Per Glauco Mauri la cerimonia si svolse nell’auditorium del Complesso Monumentale di San Salvatore in Lauro alla presenza di autorità nazionali e regionali e con l’intervento della Banda della Polizia di Stato che eseguì un applaudito concerto.
Nell’illustrare la nota e prestigiosa figura di Glauco Mauri, ebbi modo di ricordare, tra l’altro, come per lui Ingrid Bergman abbia nutrito intensa ammirazione. Per non parlare poi di Eugène Ionesco che, dopo la rappresentazione italiana de “Il Rinoceronte”, raggiunse il camerino di Mauri per rivolgergli, visibilmente commosso, i propri rallegramenti. Nel suo saluto di ringraziamento Glauco Mauri rievocò gli esordi della sua vocazione artistica a Pesaro dove visse l’infanzia in “grande povertà” ma con ricchezza di affetti e di coraggio: “Debbo a mia madre l’onesta forza per affrontare la vita” esordì nel suo intervento.
E proseguì: “Un giorno presso la Parrocchia di S.Agostino, che frequentavo, mi venne chiesto se volevo fare il suggeritore in uno spettacolo gestito dalla locale filodrammatica. Non bisogna dimenticare che Pesaro ha avuto sempre una forte tradizione filodrammatica. Quando mi udì il regista della rappresentazione ‘La notte del vagabondo’ mi propose di recitare affidandomi il ruolo di protagonista. Era il 1° gennaio del 1946, ed io avevo 15 anni. L’idea di fare l’attore mi venne in quella circostanza”. Va pure ricordato che “amava intensamente la musica”. Ed in proposito, scrive il Comune di Pesaro nel presentarne il profilo in occasione del suo allestimento al Teatro Rossini del De Profundis di Oscar Wilde, che, ancora ragazzino, era spettatore assiduo degli spettacoli lirici al Teatro Rossini, dove correva su per cinque piani di scale fino al loggione, a prendere posto anche per una vecchia signora.

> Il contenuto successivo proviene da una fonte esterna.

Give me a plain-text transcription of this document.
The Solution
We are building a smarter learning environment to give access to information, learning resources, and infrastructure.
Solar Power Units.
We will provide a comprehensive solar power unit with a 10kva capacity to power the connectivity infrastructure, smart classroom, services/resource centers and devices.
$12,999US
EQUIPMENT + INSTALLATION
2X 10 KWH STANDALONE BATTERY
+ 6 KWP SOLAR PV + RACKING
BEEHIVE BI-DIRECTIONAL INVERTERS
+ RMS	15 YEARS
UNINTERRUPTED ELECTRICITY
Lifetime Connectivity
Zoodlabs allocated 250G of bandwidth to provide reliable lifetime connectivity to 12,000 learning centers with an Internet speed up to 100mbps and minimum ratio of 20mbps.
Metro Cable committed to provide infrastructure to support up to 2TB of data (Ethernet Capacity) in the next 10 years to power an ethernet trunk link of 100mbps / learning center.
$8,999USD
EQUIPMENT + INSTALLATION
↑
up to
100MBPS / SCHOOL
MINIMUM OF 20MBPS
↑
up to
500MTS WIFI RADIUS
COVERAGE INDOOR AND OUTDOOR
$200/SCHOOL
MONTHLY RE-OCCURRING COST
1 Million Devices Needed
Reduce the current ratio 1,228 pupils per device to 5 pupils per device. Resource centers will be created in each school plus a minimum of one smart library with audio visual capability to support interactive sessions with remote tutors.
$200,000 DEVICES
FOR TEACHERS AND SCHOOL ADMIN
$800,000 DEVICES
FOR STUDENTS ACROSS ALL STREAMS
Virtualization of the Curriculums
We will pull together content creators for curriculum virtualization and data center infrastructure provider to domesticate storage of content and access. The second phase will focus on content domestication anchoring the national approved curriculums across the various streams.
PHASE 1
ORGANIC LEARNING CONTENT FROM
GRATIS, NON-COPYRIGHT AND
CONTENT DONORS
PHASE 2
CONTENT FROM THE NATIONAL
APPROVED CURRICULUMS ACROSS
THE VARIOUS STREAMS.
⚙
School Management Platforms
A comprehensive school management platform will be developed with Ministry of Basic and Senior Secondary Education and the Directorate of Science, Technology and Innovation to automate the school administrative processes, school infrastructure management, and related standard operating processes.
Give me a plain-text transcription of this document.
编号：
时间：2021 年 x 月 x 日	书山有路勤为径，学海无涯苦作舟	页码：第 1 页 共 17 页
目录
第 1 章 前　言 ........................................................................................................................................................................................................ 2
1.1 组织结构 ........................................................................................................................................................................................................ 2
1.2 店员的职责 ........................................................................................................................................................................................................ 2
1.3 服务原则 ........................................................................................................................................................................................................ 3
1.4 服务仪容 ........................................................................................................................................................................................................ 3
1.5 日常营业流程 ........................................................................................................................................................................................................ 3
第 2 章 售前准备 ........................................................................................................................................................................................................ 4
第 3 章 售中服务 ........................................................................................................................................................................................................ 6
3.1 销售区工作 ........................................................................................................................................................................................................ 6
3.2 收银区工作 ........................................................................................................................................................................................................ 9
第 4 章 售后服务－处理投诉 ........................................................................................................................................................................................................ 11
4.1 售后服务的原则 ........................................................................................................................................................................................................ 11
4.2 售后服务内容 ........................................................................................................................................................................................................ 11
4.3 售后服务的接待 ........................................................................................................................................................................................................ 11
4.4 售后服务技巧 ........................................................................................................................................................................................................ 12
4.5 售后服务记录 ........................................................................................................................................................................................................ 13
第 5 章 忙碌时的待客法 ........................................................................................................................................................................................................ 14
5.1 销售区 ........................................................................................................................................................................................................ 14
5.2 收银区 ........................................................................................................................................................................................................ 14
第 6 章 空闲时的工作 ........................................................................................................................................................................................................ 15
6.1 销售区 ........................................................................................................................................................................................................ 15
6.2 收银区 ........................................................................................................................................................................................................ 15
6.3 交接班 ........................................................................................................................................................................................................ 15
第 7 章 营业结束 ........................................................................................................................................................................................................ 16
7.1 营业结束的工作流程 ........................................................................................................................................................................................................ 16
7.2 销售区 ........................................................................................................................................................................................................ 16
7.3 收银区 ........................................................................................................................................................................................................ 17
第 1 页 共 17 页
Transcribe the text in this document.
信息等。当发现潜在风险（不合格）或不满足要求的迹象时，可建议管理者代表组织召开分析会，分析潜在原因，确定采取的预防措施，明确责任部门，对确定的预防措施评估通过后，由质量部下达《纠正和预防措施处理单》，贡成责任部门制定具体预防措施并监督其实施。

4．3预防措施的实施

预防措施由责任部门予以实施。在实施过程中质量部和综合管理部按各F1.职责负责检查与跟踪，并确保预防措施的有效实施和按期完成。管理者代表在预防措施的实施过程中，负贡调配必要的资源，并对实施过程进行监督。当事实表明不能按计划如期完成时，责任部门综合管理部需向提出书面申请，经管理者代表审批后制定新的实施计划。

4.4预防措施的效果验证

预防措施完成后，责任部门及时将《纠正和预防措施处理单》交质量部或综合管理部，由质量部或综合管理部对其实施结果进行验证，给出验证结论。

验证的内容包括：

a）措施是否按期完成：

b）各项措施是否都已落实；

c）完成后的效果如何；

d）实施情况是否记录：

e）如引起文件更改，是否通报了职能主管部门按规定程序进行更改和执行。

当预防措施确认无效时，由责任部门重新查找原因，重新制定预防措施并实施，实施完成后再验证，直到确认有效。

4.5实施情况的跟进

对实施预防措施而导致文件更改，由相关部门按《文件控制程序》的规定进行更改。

Ed al folto pubblico accorso per festeggiarlo all’auditorium del complesso “San Salvatore in Lauro”, sede del Sodalizio dei Piceni, raccontò: “Nel 1947 presso Villa Marina d’estate era stata organizzata una colonia per ragazzi. Il sacerdote del posto, don Andrea, mi chiese di allestire uno spettacolo dal titolo: “Un giorno in colonia”. Occorreva far esibire un coro a bocca chiusa. Allora era molto in voga il valzer delle candele. Mi adoperai facendo entrare in scena il coro cui avevo fornito dei pettinini che attrezzati con una carta velina potevano emettere un suono originale e gradevole, di vera poesia. Molte mamme avevano gli occhi lucidi”.
E forse qualche occhio lucido lo ha procurato anche a noi con la sua “Parabola universale della sofferenza, dell’arte e dell’amore” rievocativa anche delle tribolazioni di Oscar Wilde e messa in scena al “Rossini”.